This week's editorial is a guest post from Phil Factor.
As a data guy, I always smile when application developers refer to ‘their’ data. If only it were that simple.
Data generally has an owner whether it is as simple as a weblog or as complex as healthcare patient data. The owner may be you, or the company that employs you. Most likely, it actually belongs to your company’s customers. In any organisation, or in society at large, several people and agencies will claim to be, as part of their role, the custodians of the data, and therefore requiring reasonable access. Any application that handles data, in whatever form, must handle it correctly and the custodians of the data must be able to check this. The role of the DBA is essential to make sure this happens
Where the data belongs to the user, customer, client, or perhaps a patient, the organisations that collect or use that data generally have a duty of care over that data. Legislation varies. In the UK, there is not only an obligation to keep personal data private, and safe from destruction, but also an obligation to keep personal data accurate and up-to-date under the Data Protection Act, enforced with six-figure fines.
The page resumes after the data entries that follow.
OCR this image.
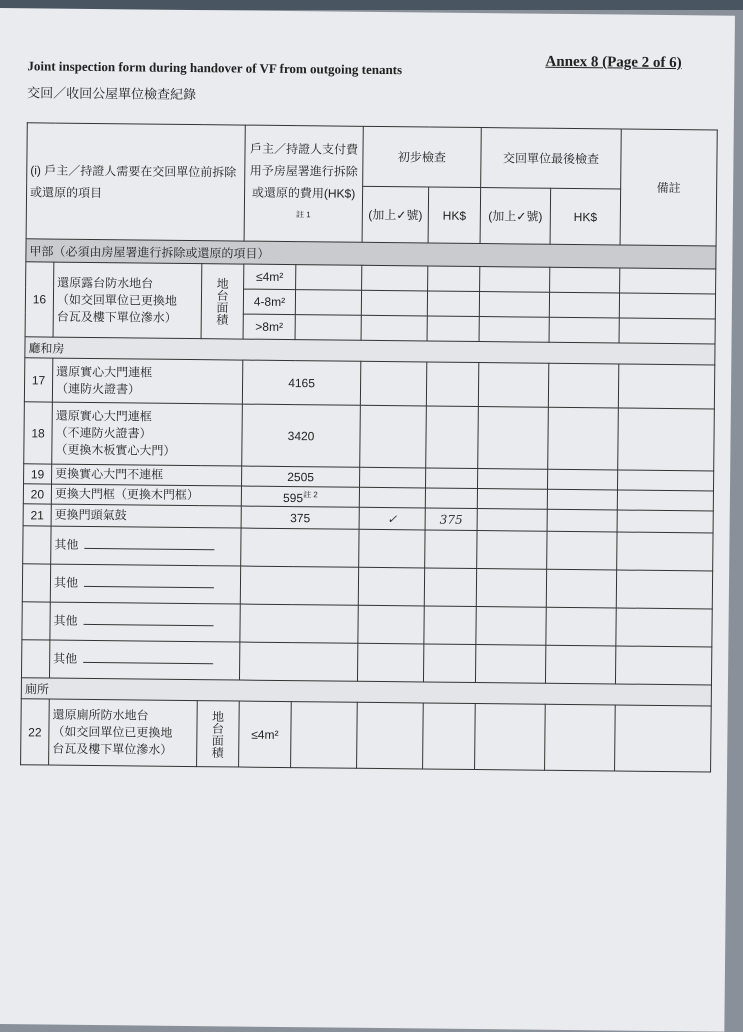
Annex 8 (Page 2 of 6)
Joint inspection form during handover of VF from outgoing tenants
交回／收回公屋單位檢查紀錄
(i) 戶主／持證人需要在交回單位前拆除或還原的項目			戶主／持證人支付費用予房屋署進行拆除或還原的費用(HK$)$^{註 1}$		初步檢查		交回單位最後檢查		備註
					(加上✓號)	HK$	(加上✓號)	HK$	
甲部（必須由房屋署進行拆除或還原的項目）									
16	還原露台防水地台
（如交回單位已更換地
台瓦及樓下單位滲水）	地台面積	≤4m²						
			4-8m²						
			>8m²						
廳和房									
17	還原實心大門連框
（連防火證書）		4165						
18	還原實心大門連框
（不連防火證書）
（更換木板實心大門）		3420						
19	更換實心大門不連框		2505						
20	更換大門框（更換木門框）		595$^{註 2}$					
21	更換門頭氣鼓		375		✓	375			
	其他								
	其他								
	其他								
	其他								
廁所									
22	還原廁所防水地台
（如交回單位已更換地
台瓦及樓下單位滲水）	地台面積	≤4m²						
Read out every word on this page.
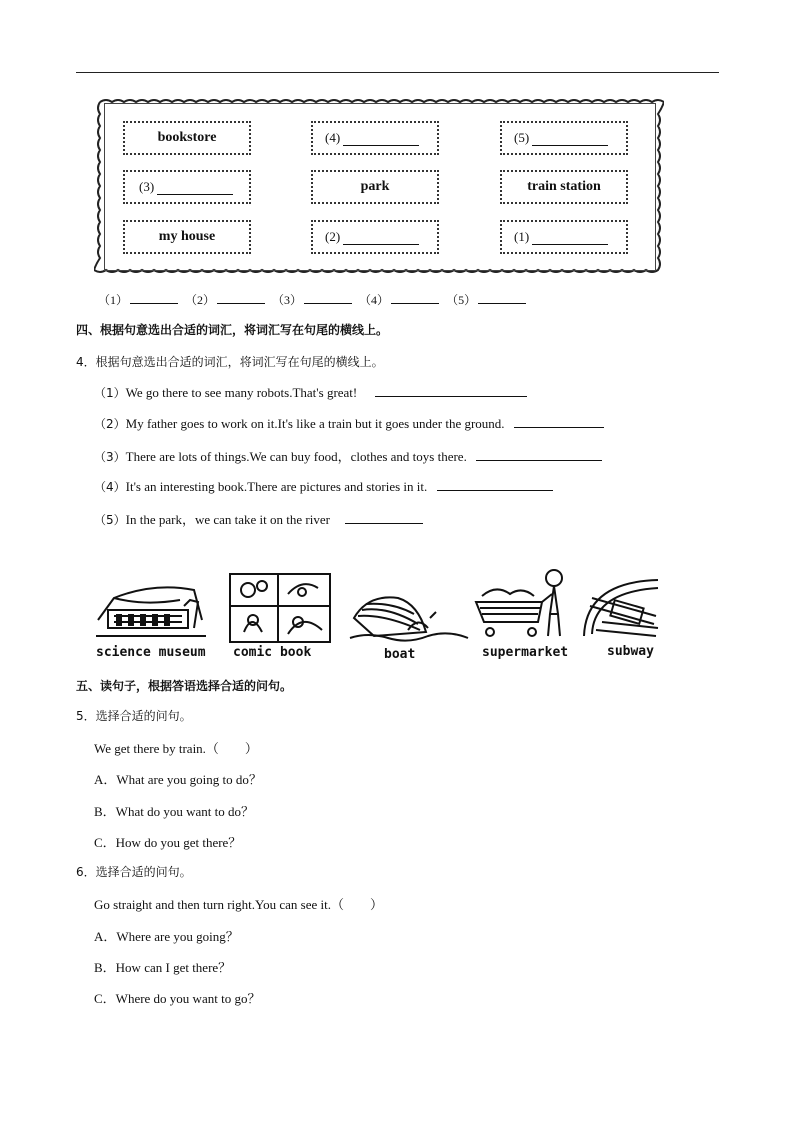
bookstore	(4)	(5)
(3)	park	train station
my house	(2)	(1)
（1）	（2）	（3）	（4）	（5）
四、根据句意选出合适的词汇，将词汇写在句尾的横线上。
4．根据句意选出合适的词汇，将词汇写在句尾的横线上。
（1）We go there to see many robots.That's great!
（2）My father goes to work on it.It's like a train but it goes under the ground.
（3）There are lots of things.We can buy food，clothes and toys there.
（4）It's an interesting book.There are pictures and stories in it.
（5）In the park，we can take it on the river
science museum comic book	boat	supermarket	subway
五、读句子，根据答语选择合适的问句。
5．选择合适的问句。
We get there by train.（　　）
A．What are you going to do？
B．What do you want to do？
C．How do you get there？
6．选择合适的问句。
Go straight and then turn right.You can see it.（　　）
A．Where are you going？
B．How can I get there？
C．Where do you want to go？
Organisations tend to want to ensure that they comply with legislation about data, It isn’t just the fines, but the expensive and time-consuming legal actions that tend to accompany cases of data misuse.
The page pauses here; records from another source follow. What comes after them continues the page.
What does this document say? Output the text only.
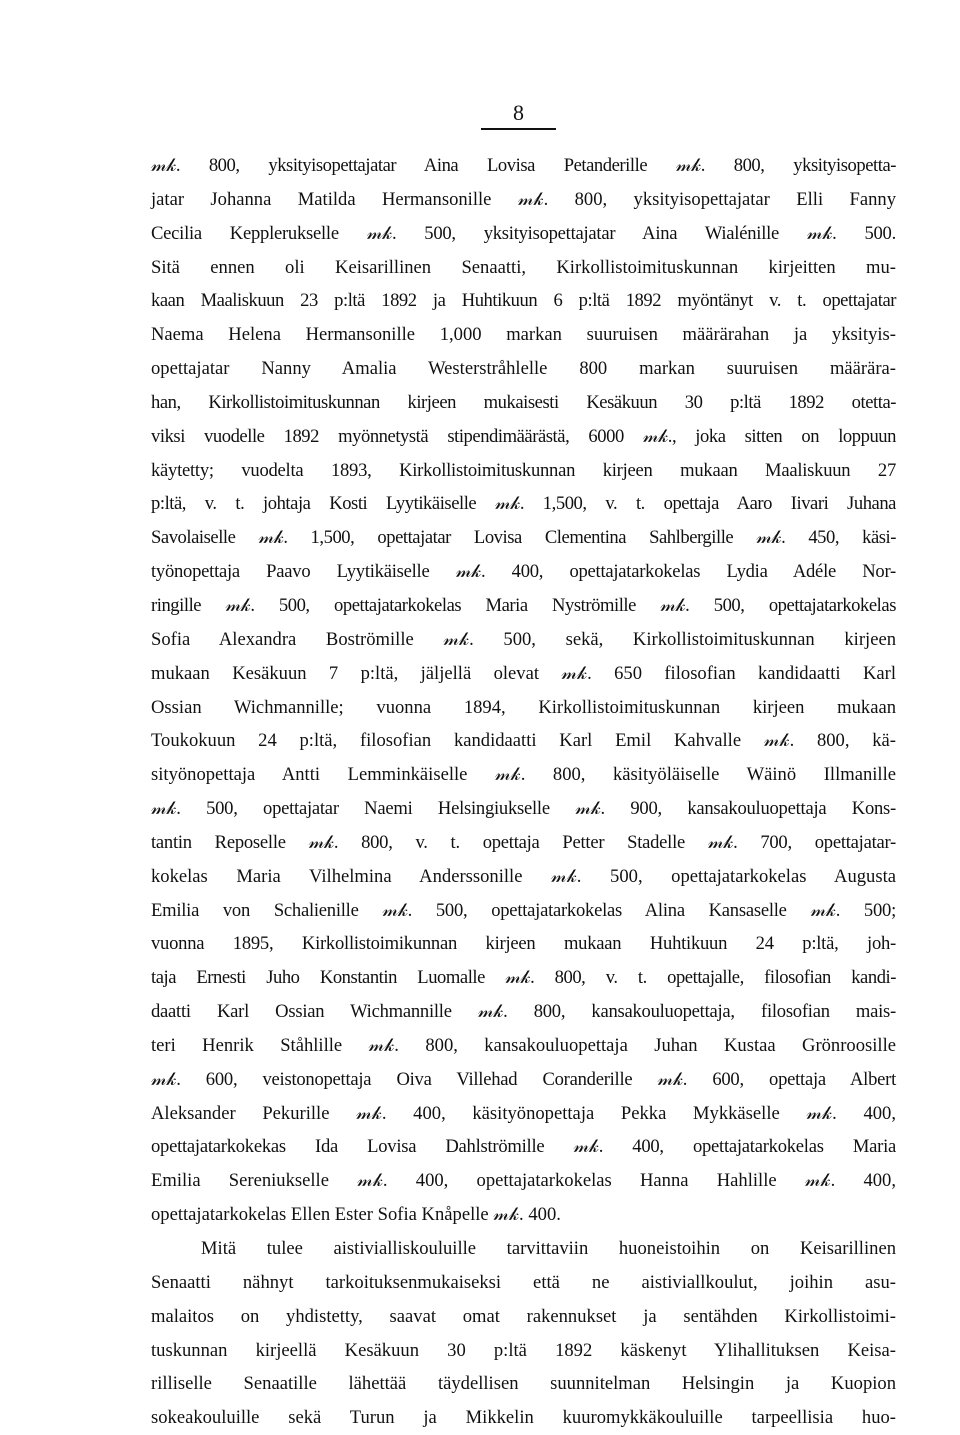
8
𝓂𝓀. 800, yksityisopettajatar Aina Lovisa Petanderille 𝓂𝓀. 800, yksityisopetta-
jatar Johanna Matilda Hermansonille 𝓂𝓀. 800, yksityisopettajatar Elli Fanny
Cecilia Kepplerukselle 𝓂𝓀. 500, yksityisopettajatar Aina Wialénille 𝓂𝓀. 500.
Sitä ennen oli Keisarillinen Senaatti, Kirkollistoimituskunnan kirjeitten mu-
kaan Maaliskuun 23 p:ltä 1892 ja Huhtikuun 6 p:ltä 1892 myöntänyt v. t. opettajatar
Naema Helena Hermansonille 1,000 markan suuruisen määrärahan ja yksityis-
opettajatar Nanny Amalia Westerstråhlelle 800 markan suuruisen määrära-
han, Kirkollistoimituskunnan kirjeen mukaisesti Kesäkuun 30 p:ltä 1892 otetta-
viksi vuodelle 1892 myönnetystä stipendimäärästä, 6000 𝓂𝓀., joka sitten on loppuun
käytetty; vuodelta 1893, Kirkollistoimituskunnan kirjeen mukaan Maaliskuun 27
p:ltä, v. t. johtaja Kosti Lyytikäiselle 𝓂𝓀. 1,500, v. t. opettaja Aaro Iivari Juhana
Savolaiselle 𝓂𝓀. 1,500, opettajatar Lovisa Clementina Sahlbergille 𝓂𝓀. 450, käsi-
työnopettaja Paavo Lyytikäiselle 𝓂𝓀. 400, opettajatarkokelas Lydia Adéle Nor-
ringille 𝓂𝓀. 500, opettajatarkokelas Maria Nyströmille 𝓂𝓀. 500, opettajatarkokelas
Sofia Alexandra Boströmille 𝓂𝓀. 500, sekä, Kirkollistoimituskunnan kirjeen
mukaan Kesäkuun 7 p:ltä, jäljellä olevat 𝓂𝓀. 650 filosofian kandidaatti Karl
Ossian Wichmannille; vuonna 1894, Kirkollistoimituskunnan kirjeen mukaan
Toukokuun 24 p:ltä, filosofian kandidaatti Karl Emil Kahvalle 𝓂𝓀. 800, kä-
sityönopettaja Antti Lemminkäiselle 𝓂𝓀. 800, käsityöläiselle Wäinö Illmanille
𝓂𝓀. 500, opettajatar Naemi Helsingiukselle 𝓂𝓀. 900, kansakouluopettaja Kons-
tantin Reposelle 𝓂𝓀. 800, v. t. opettaja Petter Stadelle 𝓂𝓀. 700, opettajatar-
kokelas Maria Vilhelmina Anderssonille 𝓂𝓀. 500, opettajatarkokelas Augusta
Emilia von Schalienille 𝓂𝓀. 500, opettajatarkokelas Alina Kansaselle 𝓂𝓀. 500;
vuonna 1895, Kirkollistoimikunnan kirjeen mukaan Huhtikuun 24 p:ltä, joh-
taja Ernesti Juho Konstantin Luomalle 𝓂𝓀. 800, v. t. opettajalle, filosofian kandi-
daatti Karl Ossian Wichmannille 𝓂𝓀. 800, kansakouluopettaja, filosofian mais-
teri Henrik Ståhlille 𝓂𝓀. 800, kansakouluopettaja Juhan Kustaa Grönroosille
𝓂𝓀. 600, veistonopettaja Oiva Villehad Coranderille 𝓂𝓀. 600, opettaja Albert
Aleksander Pekurille 𝓂𝓀. 400, käsityönopettaja Pekka Mykkäselle 𝓂𝓀. 400,
opettajatarkokekas Ida Lovisa Dahlströmille 𝓂𝓀. 400, opettajatarkokelas Maria
Emilia Sereniukselle 𝓂𝓀. 400, opettajatarkokelas Hanna Hahlille 𝓂𝓀. 400,
opettajatarkokelas Ellen Ester Sofia Knåpelle 𝓂𝓀. 400.
Mitä tulee aistivialliskouluille tarvittaviin huoneistoihin on Keisarillinen
Senaatti nähnyt tarkoituksenmukaiseksi että ne aistiviallkoulut, joihin asu-
malaitos on yhdistetty, saavat omat rakennukset ja sentähden Kirkollistoimi-
tuskunnan kirjeellä Kesäkuun 30 p:ltä 1892 käskenyt Ylihallituksen Keisa-
rilliselle Senaatille lähettää täydellisen suunnitelman Helsingin ja Kuopion
sokeakouluille sekä Turun ja Mikkelin kuuromykkäkouluille tarpeellisia huo-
Whoever owns the data, if it is about people or organisations, then there are ramifications. Simple usage data, such as phone-call information or shopping habits, must be retained for a period, and then must be erased. When it comes to journalistic facts, it gets more complicated. ‘Reputation’ is a minefield. Whether intentional or not, people’s transgressions are forgotten about over time. Whereas the printed record can moulder unread, this is difficult with a computer. There is now case law which enshrines the individual’s right to have unfortunate facts taken off the record. It may sound odd, but It is the only way that redemption can really work.
Even if the data is just about usage, the result of tests, or other apparently-innocuous sources, there may be unexpected requirements for access. Within any substantial organisation, there may be a variety of business functions that will need access to the data, or aggregations from it. Business decisions are taken from the data, either objectively or from a gut reaction based on a summary. They need access to it.
It isn’t just the company that needs access to data. In the course of my database career, I’ve been occasionally obliged to provide data on behalf of my employers as evidence as part of criminal, anti-terrorist, or fraud proceedings. Sometimes, this data is apparently innocuous but provides corroboration for data elsewhere.
Newcomers to the IT industry seem entirely unaware, or bored by, the idea of the human cost of mishandling data. If you feel the same way, then beware. Those boring compliance checks, reviews and inspections before deployment could save you from a sudden career-truncation.